В Японии тебе было лучше. Ты была юна и неотразима. У тебя был японец – симпатичный, стройный, аккуратный, умеющий носить костюмы. Всегда гладко выбритый и трезвый, с серьёзными умными глазами за тонкой оправой очков, узкоплечий, но подтянутый – таким я себе его представляю. Он каждый день был с тобой, прикасался к тебе, помещал себя внутрь тебя. Я не ревную тебя к другой жизни. Тогда мы ещё не могли быть вместе, и поэтому тобой обладал этот японец – какой-нибудь Танака или Хаяси, на память от которого у тебя осталась только светло металлическая заколка для галстука.
По праву рождения ты должна была при надлежать ему. То, что ты со мной, – счастливое недоразумение. Я люблю тебя сильнее, чем он. Ты знаешь об этом, не сомневаюсь. Раскайфованный потомок самураев обеспечил тебе комфорт, какого я не смогу обеспечить никогда, но относился к тебе потребительски. На своей замечательной родине ты могла бы не дожить до сегодняшнего дня. Японцы, странные восточные люди, нашли тебя немолодой и непривлекательной. А я привёз тебя сюда, в эту дыру, не видя для себя возможности выучить вашу японскую абракадабру и перебираться к тебе, ехать навстречу солнцу за убогим эмигрантским счастьем. Крошечный древний пароходик перетащил тебя на своём горбу через штормовое Японское море, выделив место на самой верхотуре среди подобных тебе. Это я дал тебе вторую жизнь, ты знаешь это.
Не знаю, как я жил без тебя раньше. Правда, не знаю. Мы уже столько времени вместе, а я по прежнему хочу тебя каждый день. Видеть, трогать, дыша неровно и подрагивая от желания. Быть в тебе, управлять нашими слитными движениями и каждый раз с сожалением тебя покидать.
Отсюда не возвращаются. Ты никогда не увидишь свою Японию снова. Тебе суждено здесь умереть.
Но ещё раньше нас разлучат.
Глава первая
Летучие голландцы в заливе Трепанга
Открыт закрытый порт Владивосток.
Высоцкий, 1967
– Василий, принимай решение! – произнёс, держась за уши, мой спутник Николай. Было холодно.

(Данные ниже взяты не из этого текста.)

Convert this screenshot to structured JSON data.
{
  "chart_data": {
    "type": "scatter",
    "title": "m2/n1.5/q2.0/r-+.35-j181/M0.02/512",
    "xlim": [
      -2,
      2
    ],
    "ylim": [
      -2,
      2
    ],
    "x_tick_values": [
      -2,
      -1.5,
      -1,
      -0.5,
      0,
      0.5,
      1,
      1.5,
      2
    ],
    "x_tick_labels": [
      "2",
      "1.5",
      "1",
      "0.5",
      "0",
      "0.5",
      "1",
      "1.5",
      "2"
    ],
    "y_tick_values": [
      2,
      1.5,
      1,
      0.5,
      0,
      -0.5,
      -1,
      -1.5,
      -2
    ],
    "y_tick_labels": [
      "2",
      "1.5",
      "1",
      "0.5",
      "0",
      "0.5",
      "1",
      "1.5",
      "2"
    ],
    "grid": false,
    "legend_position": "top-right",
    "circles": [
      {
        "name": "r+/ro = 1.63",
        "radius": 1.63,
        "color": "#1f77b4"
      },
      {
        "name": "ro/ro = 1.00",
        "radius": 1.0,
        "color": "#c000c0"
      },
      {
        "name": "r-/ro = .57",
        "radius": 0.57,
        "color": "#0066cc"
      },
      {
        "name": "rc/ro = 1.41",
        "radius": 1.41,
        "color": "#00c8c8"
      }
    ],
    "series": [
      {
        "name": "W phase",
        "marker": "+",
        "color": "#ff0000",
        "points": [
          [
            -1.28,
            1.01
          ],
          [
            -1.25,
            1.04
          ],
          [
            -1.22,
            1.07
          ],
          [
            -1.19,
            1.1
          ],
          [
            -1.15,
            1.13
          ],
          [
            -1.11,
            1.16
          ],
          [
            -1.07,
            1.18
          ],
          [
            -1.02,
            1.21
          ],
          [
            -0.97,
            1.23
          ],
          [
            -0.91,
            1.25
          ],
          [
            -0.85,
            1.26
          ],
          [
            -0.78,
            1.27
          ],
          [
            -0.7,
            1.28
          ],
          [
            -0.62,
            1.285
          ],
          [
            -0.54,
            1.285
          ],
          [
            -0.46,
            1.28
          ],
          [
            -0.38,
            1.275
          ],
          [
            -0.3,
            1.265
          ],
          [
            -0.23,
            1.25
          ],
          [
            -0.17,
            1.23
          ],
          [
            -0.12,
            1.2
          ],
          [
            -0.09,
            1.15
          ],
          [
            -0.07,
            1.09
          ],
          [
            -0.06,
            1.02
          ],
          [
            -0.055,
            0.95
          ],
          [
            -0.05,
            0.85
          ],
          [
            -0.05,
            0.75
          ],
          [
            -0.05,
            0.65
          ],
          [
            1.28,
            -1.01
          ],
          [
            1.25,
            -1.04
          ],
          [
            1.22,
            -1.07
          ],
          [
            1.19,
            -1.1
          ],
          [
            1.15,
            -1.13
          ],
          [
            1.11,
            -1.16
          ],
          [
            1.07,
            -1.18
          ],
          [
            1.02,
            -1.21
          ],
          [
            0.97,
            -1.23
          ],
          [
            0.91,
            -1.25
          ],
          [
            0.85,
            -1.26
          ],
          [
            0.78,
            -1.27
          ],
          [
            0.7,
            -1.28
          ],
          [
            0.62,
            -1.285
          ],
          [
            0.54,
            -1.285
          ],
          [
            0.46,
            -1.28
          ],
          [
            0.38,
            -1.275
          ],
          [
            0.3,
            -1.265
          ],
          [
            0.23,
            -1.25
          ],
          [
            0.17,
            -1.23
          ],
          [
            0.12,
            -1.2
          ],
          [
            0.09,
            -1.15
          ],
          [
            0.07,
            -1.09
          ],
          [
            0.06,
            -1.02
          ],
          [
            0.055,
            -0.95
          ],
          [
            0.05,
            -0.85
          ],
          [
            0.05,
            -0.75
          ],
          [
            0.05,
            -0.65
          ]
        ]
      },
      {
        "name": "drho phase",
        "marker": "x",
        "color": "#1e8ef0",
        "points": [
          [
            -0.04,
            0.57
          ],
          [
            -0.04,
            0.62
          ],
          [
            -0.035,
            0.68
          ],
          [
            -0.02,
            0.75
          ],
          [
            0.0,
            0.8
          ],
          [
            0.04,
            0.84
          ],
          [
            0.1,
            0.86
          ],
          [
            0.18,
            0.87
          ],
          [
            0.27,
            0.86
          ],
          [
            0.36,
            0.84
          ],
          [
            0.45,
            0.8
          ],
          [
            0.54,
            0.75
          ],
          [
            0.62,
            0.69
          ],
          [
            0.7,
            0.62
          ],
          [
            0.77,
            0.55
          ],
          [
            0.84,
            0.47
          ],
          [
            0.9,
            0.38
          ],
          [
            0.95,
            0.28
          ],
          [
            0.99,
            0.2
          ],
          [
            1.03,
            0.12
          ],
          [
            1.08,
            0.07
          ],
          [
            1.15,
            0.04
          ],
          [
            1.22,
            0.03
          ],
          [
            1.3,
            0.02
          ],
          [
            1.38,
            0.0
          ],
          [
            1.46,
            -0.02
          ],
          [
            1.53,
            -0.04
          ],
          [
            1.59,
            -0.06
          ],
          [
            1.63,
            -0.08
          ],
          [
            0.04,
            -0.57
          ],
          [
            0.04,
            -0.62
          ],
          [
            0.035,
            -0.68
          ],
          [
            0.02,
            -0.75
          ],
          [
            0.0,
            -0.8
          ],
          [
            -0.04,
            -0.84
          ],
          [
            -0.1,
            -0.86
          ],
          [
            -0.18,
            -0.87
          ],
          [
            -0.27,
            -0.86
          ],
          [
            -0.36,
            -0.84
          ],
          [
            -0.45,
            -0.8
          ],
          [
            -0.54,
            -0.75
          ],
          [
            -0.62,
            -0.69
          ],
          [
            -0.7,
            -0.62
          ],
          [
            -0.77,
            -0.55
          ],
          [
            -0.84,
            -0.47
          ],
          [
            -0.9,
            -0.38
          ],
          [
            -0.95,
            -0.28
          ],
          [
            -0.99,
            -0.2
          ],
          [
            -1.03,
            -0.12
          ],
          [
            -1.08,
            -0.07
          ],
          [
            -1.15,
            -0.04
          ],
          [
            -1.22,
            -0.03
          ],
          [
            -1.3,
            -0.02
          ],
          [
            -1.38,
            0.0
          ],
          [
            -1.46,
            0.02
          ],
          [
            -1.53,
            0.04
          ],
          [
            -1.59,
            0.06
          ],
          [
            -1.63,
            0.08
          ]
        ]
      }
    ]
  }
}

Минус двадцать (я утром специально смотрел по термометру за окном) – для владивостокской зимы мороз нечастый. Из-за ветра и влажности наши минус двадцать переносятся хуже честных сибирских сорока. А мы уже часа два бродили по авторынку, который растёкся по склонам нескольких сопок, насквозь простреливаемых ледяным ветром. В другое время там хорошо стоять и наблюдать за необычной рыночной формой жизни, как хорошо наблюдать за функционированием оживлённого порта или костра. Но тогда мне было не до медитации. Дело у нас было вполне конкретное: я пришёл покупать машину. Дядя Коля, профессиональный водитель старой школы, имел, в отличие от меня, инженерное соображение и растущие откуда надо руки – качества, которым я не перестаю завидовать. К тому же он – здоровенный мужик, из тех, с кем хорошо за столом, на рыбалке и на войне. Во внутреннем кармане моей куртки лежало шесть с лишним тысяч долларов, и ходить по рынку в одиночку я бы не рискнул. Только если бы совсем припёрло.